Atkins North, anchoring The Mill District to the east
Spouting the usual complaints the usual suspects showed up to the 11/19 Amherst Planning Board meeting to take on their usual target: developer Cinda Jones, President of the W.D. Cowls Company, the largest private landowner in the state of Massachusetts.
Fresh from their victory of helping torpedo The Retreat student housing project to the east of North Amherst center, costing the Cowls company over $6 million in lost revenues, this time they are waging guerrilla warfare against the other development on Cowls Road, The Mill District.
After years of concerted lobbying Ms. Jones managed, finally, to convince iconic 100 year old business Atkins Country Market in deep South Amherst to open a bookend operation, Atkins North. In a former 4,200 square foot cow barn no less, so you would think she gets extra PC points for recycling.
The barn sits at the outskirts of a sprawling 13 acre tract of commercial space that was once served a 14,400 square foot sawmill. Like everything else associated with W.D. Cowls, the sawmill was historic -- having been in operation for over 250 years.
134 Montague Road with paved driveway.
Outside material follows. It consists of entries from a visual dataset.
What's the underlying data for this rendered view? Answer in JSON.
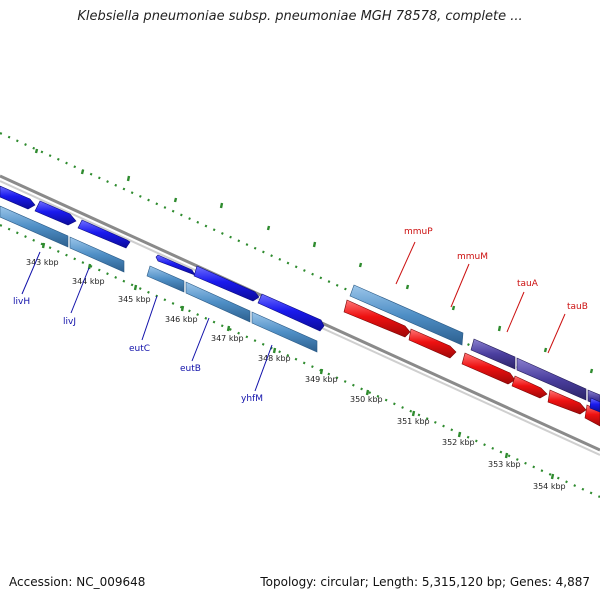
{
  "header": {
    "title": "Klebsiella pneumoniae subsp. pneumoniae MGH 78578, complete ..."
  },
  "footer": {
    "accession": "Accession: NC_009648",
    "stats": "Topology: circular; Length: 5,315,120 bp; Genes: 4,887"
  },
  "colors": {
    "tick_green": "#2e8b2e",
    "backbone": "#8a8a8a",
    "cds_blue": "#1a1aee",
    "gene_steelblue": "#4f8fc6",
    "cds_red": "#ee1111",
    "gene_indigo": "#4b3f9f",
    "label_blue": "#1111aa",
    "label_red": "#cc1111"
  },
  "map": {
    "position_labels": [
      "343 kbp",
      "344 kbp",
      "345 kbp",
      "346 kbp",
      "347 kbp",
      "348 kbp",
      "349 kbp",
      "350 kbp",
      "351 kbp",
      "352 kbp",
      "353 kbp",
      "354 kbp"
    ],
    "gene_labels": {
      "livH": "livH",
      "livJ": "livJ",
      "eutC": "eutC",
      "eutB": "eutB",
      "yhfM": "yhfM",
      "mmuP": "mmuP",
      "mmuM": "mmuM",
      "tauA": "tauA",
      "tauB": "tauB"
    }
  }
}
Cow barn in red
The Planning Board is discussing Site Plan Review for the conversion of the cow barn to a new retail operation and the applicant is requesting allowances for live & pre-recorded music, seasonal outdoor dining, placement of a few signs identifying businesses in The Mill District and continued use of a paved driveway at 134 Montague Road for commercial deliveries.
Cow barn renovation will maintain many of the original overhead trusses
Cow barn renovation will maintain pointy overhang
Virtually all the speakers at the Planning Board public meeting (continued until December 17) spoke against continued use of the driveway for commercial deliveries to Atkins North, even though it has been used for commercial operation for the Cowls forest related empire for hundreds of years.
Since Atkins North will be more of a satellite operation the only delivery trucks coming and going will be service vans and small box trucks making "just in time deliveries" from the main operation in South Amherst. In other words, no big ol' 18-wheelers.
134 Montague Road (which is Rt 63) farmhouse near Summer St and Cowls Rd
Neighbors, worried about safety, noise, unsightliness and blah-blah-blah, want the delivery drivers to go 75 feet further down the road and access the site via Cowls Road. But anyone who knows truckers, knows they love shortcuts.
Cowls and Montague Road intersection 75 feet down from 134 Montague Rd farmhouse
And anyone who knows business -- especially small business -- knows how important signage is to getting customers conveniently to your front door.Ms. Jones describes the small signs requested for Montague Road (one saying "Deliveries only"at her driveway entrance and the others -- on both end of Cowls Road -- for identifying businesses in the Mill District) as being "Critical for the success of the businesses in the Trolley Barn", a mixed use building just down the road from Atkins North.
The Trolley Barn, 68 Cowls Road, an apple throw away from Atkins North
Having such an iconic high-profile business like Atkins being one of the first to come into a new development is a double edged saw: Should it fail, the message sent would be nothing short of catastrophic for the entire Mill District.
Amherst already has a well earned anti-business reputation.
Rather then rolling in stumbling boulders to appease squeaky wheel neighbors, town officials should be doing everything in their power to help ensure success.
These minor concessions requested for the Mill District, a commercial area that predates the founding of the town, are the very least they can do.
Well, besides shopping at Atkins after it opens.